Keputusan strategis ini diambil sebagai langkah taktis pemerintah daerah untuk mengatasi ketimpangan kualitas fasilitas sekolah dan kompetensi pengajar di wilayah Sulawesi Tengah tersebut.
Baca Juga:
Bupati Erwin Burase Minta Aplikasi Pemda Parigi Moutong Diuji Siber
4 Komitmen Pusat untuk Pendidikan Parigi Moutong
Kementerian Pendidikan mengintegrasikan anggaran pusat guna memenuhi target sasaran pembangunan fasilitas sekolah.
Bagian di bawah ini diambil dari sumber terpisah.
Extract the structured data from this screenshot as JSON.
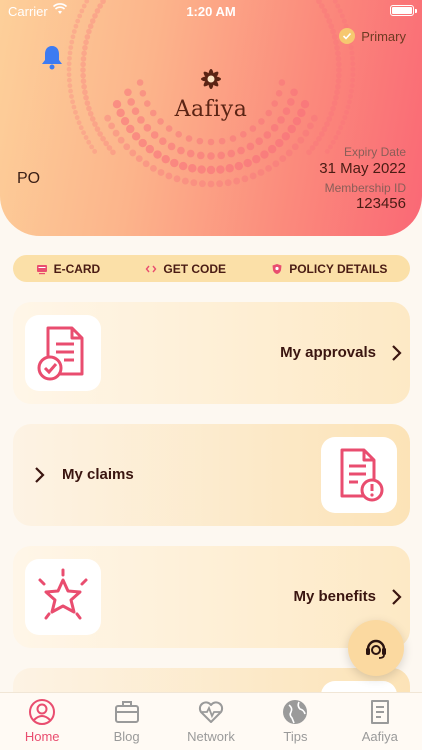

Fokus utama difokuskan pada wilayah terpencil melalui empat klaster program mendesak berikut:
Akselerasi Infrastruktur: Pembangunan ulang serta rehabilitasi total gedung sekolah rusak demi menjamin keselamatan siswa selama kegiatan belajar.
Modernisasi Sarana Digital: Pengadaan fasilitas pembelajaran berbasis teknologi informasi untuk menunjang standarisasi kurikulum nasional.
Peningkatan Mutu SDM: Pelatihan intensif penguatan kompetensi pedagogik serta profesionalisme bagi guru dan tenaga kependidikan.
Kesejahteraan Pendidik: Penyelesaian pemenuhan hak finansial dan jaminan kesejahteraan guru sebagai ujung tombak pengajaran.
Evidence Lapangan dan Urgensi Anggaran Pusat
Berdasarkan rincian koordinasi teknis bersama jajaran Organisasi Perangkat Daerah (OPD), alokasi dana transfer daerah selama ini belum mampu menutup seluruh kebutuhan perbaikan ruang kelas yang rusak. Akses geografis daerah yang sangat luas menuntut intervensi pendanaan langsung dari Anggaran Pendapatan dan Belanja Negara (APBN).
"Anak-anak kita adalah investasi masa depan daerah. Karena itu, kami hadir langsung di Jakarta untuk memperjuangkan dukungan pemerintah pusat. Kita ingin percepatan: mulai dari rehabilitasi fasilitas sekolah, peningkatan kesejahteraan tenaga pendidik, hingga program mutu pembelajaran yang modern," tegas Bupati Parigi Moutong, H. Erwin Burase.
Visi Pemerataan dan Sinergi Multi-Sektor
Pemerintah Kabupaten Parigi Moutong memproyeksikan implementasi keempat program ini mampu mempercepat lahirnya generasi unggul daerah yang berdaya saing global. Keberhasilan pelaksanaan agenda ini bertumpu pada kolaborasi lintas sektor yang mengikat instansi pusat, daerah, pengelola sekolah, serta peran aktif wali murid.
"Pendidikan adalah fondasi utama pembangunan daerah. Jika kualitas pendidikan kita naik kelas, maka kualitas SDM Parigi Moutong juga akan semakin unggul dan siap bersaing di tingkat nasional maupun global," tambah Erwin.